Hof Arnhem-Leeuwarden oordeelt dat de inspecteur bevoegd was om de btw-naheffingsaanslag aan X op te leggen. Het is in overeenstemming met de Btw-richtlijn dat de lidstaten de herziening met terugwerkende kracht kunnen effectueren en formaliseren.
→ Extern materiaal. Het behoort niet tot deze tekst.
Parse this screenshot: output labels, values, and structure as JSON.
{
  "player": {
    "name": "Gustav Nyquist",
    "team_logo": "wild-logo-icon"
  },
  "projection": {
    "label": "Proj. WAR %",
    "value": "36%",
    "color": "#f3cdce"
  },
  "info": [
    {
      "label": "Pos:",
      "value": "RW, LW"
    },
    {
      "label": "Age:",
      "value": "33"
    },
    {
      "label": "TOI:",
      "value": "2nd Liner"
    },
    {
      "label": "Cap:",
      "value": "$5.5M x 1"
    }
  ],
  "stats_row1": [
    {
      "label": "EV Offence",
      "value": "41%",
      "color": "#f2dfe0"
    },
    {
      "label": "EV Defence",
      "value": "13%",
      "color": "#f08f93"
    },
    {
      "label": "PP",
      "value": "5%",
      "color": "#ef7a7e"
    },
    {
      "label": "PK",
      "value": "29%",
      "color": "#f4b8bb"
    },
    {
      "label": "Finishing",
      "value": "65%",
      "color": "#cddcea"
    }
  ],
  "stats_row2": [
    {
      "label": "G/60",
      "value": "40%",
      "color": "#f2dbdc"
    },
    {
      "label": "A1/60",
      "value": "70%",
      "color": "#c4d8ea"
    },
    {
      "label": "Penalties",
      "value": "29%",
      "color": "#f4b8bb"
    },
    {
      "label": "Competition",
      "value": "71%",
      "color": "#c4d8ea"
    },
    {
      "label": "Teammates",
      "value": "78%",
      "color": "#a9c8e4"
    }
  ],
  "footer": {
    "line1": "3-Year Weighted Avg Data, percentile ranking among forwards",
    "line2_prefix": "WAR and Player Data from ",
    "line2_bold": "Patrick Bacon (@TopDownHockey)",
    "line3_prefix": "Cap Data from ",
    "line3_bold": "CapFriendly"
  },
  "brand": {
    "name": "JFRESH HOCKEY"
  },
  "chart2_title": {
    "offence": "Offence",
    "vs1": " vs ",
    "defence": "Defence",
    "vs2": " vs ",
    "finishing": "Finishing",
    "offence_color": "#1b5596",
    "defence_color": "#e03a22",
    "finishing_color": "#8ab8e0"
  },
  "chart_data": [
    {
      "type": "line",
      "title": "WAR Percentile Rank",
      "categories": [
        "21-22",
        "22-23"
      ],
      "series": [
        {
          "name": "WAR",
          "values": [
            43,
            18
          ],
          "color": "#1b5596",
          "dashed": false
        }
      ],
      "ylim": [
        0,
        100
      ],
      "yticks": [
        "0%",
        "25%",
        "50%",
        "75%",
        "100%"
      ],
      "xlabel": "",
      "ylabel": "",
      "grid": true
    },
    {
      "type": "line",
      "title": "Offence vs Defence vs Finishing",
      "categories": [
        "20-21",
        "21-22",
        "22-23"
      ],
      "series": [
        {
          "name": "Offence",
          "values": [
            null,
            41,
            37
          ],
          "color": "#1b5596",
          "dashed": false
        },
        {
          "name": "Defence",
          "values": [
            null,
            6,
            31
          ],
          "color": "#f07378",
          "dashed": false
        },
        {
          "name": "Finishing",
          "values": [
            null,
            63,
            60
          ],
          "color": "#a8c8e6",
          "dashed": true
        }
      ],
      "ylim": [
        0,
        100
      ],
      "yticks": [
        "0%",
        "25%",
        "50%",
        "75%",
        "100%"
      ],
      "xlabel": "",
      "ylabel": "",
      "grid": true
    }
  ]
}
In 2012 verkrijgt belanghebbende, X bv, een onroerende zaak. Voor deze levering is geen btw verschuldigd (art. 37d Wet OB 1968). In 2015 draagt X bv de onroerende zaak over aan E bv. Bij deze levering wordt wel btw berekend, deels van rechtswege en deels met een optie belaste levering. E bv levert de gehele onroerende zaak vervolgens vrijgesteld van btw aan het F, een waterschap. X bv verzoekt hierna de inspecteur om een btw-naheffingsaanslag aan haar op te leggen, en maakt daar vervolgens bezwaar tegen. Zij stelt dat een wettelijke grondslag voor de naheffing ontbreekt, omdat pas na het betreffende aangiftetijdvak werd geconstateerd dat de optie belaste levering geen effect meer sorteerde en gedurende het gehele tweede kwartaal van 2015 nog aan de optievoorwaarden werd voldaan.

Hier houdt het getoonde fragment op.